The new facility will have 24 primary care exam rooms, three counseling rooms, a procedure room and space for specialty care.  Dr. Rugge says health centers like the one being built in Champlain offer a range of care options.   “Everywhere, all across the nation, it’s possible to provide more and more care in community settings, in office based settings, in part due to better science and better technology. And that means people can come to a facility like this and get more and more of their care instead of it only being the minor little things.”

Town Supervisor Larry Barcomb says a number of communities will benefit when the new facility opens.   “The whole Northern Tier: Chazy, Champlain, Mooers, Ellenburg, West Chazy, it’s closer than going to Plattsburgh and a lot of services we cannot get here now that will be able to get with a new facility.  So I think it’s going to be very, very convenient.  I’m absolutely sure this is going to be a success. Actually the new water system that’s going in, it’s kind of coming together.  We’re getting a water system in the same year that they’re building here.”

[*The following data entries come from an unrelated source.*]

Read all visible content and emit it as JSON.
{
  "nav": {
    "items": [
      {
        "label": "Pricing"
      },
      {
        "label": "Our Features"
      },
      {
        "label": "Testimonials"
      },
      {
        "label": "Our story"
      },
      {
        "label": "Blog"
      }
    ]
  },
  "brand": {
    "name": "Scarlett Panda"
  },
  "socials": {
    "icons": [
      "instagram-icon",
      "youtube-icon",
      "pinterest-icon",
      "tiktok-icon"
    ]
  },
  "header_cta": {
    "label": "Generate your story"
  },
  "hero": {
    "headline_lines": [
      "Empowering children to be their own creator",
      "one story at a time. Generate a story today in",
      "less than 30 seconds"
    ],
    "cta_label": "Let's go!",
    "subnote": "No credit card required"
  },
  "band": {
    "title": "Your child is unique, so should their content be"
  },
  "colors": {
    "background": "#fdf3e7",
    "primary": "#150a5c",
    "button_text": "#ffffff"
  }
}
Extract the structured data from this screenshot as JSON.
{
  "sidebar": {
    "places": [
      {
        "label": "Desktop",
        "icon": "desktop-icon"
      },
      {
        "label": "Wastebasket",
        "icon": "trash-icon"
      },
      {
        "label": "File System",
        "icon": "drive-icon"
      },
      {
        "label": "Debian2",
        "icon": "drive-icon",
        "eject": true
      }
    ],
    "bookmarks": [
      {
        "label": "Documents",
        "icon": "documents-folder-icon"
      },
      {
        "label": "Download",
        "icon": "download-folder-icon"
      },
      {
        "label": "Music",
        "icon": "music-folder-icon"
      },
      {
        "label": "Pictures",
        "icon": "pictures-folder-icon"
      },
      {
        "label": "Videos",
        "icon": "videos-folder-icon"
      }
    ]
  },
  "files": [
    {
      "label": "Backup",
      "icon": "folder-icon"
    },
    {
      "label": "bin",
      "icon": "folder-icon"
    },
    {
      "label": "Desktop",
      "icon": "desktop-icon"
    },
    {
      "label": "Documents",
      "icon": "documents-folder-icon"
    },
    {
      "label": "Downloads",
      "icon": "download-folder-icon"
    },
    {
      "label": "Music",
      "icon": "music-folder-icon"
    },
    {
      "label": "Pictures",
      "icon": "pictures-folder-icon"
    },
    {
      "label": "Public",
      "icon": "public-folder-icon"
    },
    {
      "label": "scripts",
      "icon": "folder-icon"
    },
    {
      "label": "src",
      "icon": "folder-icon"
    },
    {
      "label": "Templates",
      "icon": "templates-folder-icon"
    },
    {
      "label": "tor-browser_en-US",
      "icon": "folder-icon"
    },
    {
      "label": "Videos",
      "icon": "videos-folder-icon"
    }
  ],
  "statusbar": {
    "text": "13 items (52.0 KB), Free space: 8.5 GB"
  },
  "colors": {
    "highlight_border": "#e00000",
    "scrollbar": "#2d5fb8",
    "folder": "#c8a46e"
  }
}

Plattsburgh North Country Regional Chamber of Commerce President and CEO Garry Douglas is also co-chair of the North Country Regional Economic Development Council.  He noted that the new center will boost both the health of the area’s residents and economy.   “Health care is economic development.  Health care development like this specifically very much is economic development. Not just because it’s going to be a significant employer and a part of the economy here in the Northern Tier but because without a healthy community you don’t have a healthy economy. Ask employers where they’re going to find reliable, productive workforce in a community that isn’t sustained by good health care services. That’s why the North Country Regional Economic Development Council branded this project early on as a high priority economic development project for this region.”

The $9 million facility is expected to open in May 2017.